To draw guide level effect sizes, first we must decide if the gene is included in the model ${\psi }_g=1$ or if it is not $\left({\psi }_g=0\right)$. Guide-level effect sizes are drawn from a prior centered at the latent gene effect, ${\mu }_g$ if the gene is included in the model or a point mass at 0 if it is not according to a spike-and-slab prior,

$$\begin{array}{c}{\mu }_g\mid {\psi }_g,{\sigma }^2\sim {\psi }_g\mathrm{N}\left(0,{\sigma }^2\right)+\left(1-{\psi }_g\right){\delta }_0\\ {\beta }_h\mid {\psi }_g,{\mu }_g\sim \mathrm{N}\left({\mu }_g,{\tau }^2\right)\\ {\delta }_0\equiv 0.\end{array}$$

At the population level, the parameter $\pi$ dictates the proportion of genes that are allowed to be included in the model $\left({\psi }_g\right)$. Thus ${\psi }_g\mid \pi \sim \mathrm{B}\mathrm{e}\mathrm{r}\mathrm{n}\mathrm{o}\mathrm{u}\mathrm{l}\mathrm{l}\mathrm{i}\left(\pi \right)$ Of note, this prior encourages guide-level effects if there is evidence with many guides. A full specification of all priors and hyper parameters can be found in Supplementary Section 1.2. Posterior sampling is performed with a MCMC sampler implemented in NIMBLE ³¹. All results in this paper were run with 4 chains, each chain producing 5,000 samples preceded by 5,000 adaptive burn-in samples.

MAGeCK

MAGeCK was run using the following parameters:

mageck test -k [INPUT_COUNTS] -t [LOW_BIN_COLUMNS] -c [HIGH_BIN_columns]
--sort-criteria pos -n [OUTPUT_DIRECTORY]

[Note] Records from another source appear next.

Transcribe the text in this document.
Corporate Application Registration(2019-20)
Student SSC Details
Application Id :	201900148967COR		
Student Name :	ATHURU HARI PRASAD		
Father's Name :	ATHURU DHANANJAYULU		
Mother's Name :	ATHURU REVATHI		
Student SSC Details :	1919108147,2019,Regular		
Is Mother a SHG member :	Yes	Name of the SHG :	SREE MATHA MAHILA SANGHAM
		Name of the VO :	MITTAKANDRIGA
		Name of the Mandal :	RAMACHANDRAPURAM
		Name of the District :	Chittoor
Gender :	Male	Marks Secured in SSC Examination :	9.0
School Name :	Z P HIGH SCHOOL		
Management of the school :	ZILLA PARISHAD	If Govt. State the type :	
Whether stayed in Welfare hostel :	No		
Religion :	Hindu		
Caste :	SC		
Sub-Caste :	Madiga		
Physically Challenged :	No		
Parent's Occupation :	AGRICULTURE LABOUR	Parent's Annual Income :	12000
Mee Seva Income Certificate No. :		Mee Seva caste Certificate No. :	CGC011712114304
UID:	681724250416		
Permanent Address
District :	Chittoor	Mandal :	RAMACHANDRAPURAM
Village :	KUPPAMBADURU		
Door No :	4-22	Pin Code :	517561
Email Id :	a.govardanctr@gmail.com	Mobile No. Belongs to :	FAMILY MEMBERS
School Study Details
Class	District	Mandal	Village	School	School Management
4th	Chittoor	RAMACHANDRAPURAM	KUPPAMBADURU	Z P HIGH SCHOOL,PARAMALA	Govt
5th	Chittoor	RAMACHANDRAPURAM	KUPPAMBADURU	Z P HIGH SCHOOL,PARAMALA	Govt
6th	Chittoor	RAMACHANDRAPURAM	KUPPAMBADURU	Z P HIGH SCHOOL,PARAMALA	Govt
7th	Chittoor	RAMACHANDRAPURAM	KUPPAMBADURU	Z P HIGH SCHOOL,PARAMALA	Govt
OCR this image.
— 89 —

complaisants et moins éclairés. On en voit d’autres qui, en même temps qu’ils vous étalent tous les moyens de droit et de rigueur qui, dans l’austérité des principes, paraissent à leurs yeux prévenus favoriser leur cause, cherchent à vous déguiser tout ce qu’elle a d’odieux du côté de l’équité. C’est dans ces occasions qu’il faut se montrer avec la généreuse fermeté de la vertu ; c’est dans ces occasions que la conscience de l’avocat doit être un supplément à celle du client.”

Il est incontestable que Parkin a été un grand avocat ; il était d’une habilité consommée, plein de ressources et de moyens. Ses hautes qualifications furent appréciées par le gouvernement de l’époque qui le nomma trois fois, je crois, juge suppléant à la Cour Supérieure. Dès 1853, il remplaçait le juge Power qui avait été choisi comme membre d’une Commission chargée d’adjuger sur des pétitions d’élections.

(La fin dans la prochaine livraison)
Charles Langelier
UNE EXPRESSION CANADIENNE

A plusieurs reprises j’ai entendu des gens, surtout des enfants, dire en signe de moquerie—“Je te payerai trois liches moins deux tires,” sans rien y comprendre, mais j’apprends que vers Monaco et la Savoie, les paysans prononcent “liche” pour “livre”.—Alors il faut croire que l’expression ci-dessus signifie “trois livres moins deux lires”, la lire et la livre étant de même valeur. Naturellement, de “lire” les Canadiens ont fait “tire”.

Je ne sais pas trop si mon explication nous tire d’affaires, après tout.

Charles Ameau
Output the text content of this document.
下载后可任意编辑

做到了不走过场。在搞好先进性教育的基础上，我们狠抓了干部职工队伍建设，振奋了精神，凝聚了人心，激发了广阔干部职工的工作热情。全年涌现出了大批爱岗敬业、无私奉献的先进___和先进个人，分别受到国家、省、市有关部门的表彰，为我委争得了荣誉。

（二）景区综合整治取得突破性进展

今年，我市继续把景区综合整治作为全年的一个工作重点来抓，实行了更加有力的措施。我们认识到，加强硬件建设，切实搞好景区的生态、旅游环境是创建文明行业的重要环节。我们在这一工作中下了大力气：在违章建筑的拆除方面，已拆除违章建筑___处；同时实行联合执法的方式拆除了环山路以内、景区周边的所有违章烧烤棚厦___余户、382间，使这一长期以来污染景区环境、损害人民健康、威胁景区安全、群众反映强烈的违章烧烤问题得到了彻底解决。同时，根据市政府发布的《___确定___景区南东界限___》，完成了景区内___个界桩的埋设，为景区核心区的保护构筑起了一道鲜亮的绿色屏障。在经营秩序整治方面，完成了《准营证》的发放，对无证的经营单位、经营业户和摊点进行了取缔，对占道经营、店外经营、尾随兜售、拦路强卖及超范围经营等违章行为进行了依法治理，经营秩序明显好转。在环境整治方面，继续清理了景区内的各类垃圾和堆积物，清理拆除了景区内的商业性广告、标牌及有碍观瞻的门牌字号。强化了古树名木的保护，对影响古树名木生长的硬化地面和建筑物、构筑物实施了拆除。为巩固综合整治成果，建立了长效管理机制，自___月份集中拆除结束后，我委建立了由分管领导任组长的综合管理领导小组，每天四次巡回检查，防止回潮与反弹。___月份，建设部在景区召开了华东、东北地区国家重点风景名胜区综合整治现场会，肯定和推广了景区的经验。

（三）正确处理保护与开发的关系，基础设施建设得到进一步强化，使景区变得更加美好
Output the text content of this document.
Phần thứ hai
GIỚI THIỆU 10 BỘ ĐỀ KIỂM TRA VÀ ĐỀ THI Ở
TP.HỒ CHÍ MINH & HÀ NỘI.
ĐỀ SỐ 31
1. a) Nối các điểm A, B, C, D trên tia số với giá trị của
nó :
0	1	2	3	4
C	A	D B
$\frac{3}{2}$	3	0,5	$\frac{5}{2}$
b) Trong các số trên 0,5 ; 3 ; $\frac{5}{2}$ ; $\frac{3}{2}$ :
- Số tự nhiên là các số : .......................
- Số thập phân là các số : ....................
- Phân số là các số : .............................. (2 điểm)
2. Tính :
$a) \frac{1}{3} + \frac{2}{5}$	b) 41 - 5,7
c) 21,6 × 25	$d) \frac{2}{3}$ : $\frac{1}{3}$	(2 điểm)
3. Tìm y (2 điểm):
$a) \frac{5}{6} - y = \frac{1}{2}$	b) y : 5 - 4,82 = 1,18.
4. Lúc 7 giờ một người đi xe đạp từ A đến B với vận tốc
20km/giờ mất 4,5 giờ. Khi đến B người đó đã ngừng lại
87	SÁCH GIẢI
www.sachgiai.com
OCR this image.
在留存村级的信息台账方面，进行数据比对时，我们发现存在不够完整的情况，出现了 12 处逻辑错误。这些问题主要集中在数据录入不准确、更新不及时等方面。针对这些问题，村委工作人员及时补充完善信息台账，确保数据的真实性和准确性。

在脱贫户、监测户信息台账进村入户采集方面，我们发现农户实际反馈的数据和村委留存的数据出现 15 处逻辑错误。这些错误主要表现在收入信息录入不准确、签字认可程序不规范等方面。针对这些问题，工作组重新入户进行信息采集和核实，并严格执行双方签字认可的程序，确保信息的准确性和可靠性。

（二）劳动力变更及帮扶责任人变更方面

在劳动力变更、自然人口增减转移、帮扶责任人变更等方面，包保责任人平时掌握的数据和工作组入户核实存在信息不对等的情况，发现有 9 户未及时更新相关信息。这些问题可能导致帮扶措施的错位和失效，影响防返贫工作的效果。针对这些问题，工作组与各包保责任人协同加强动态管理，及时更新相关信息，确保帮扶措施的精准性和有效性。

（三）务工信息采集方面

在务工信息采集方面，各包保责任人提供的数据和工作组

Since MAGeCK does not model the bins, we provide the outermost bins in every analysis. Additionally, MAGeCK does not provide a two-sided test at the gene-level. The heuristic we used to deal with this was to take the minimum of the reported gene-level FDR in the positive and negative direction.

MAUDE

MAUDE was run using default parameters. For specifics, please see the pipeline code. Since MAUDE requires the gRNA proportions, we gave it the true bin fraction in every simulation. In experimental data we gave MAUDE the GFP+ proportion. Since MAUDE does not have a direct way to merge replicates, we took the gene-level replicate p-values and merged them using Fisher’s method. The resulting Fisher’s p-value was then Benjamini-Hochberg FDR correcte d³².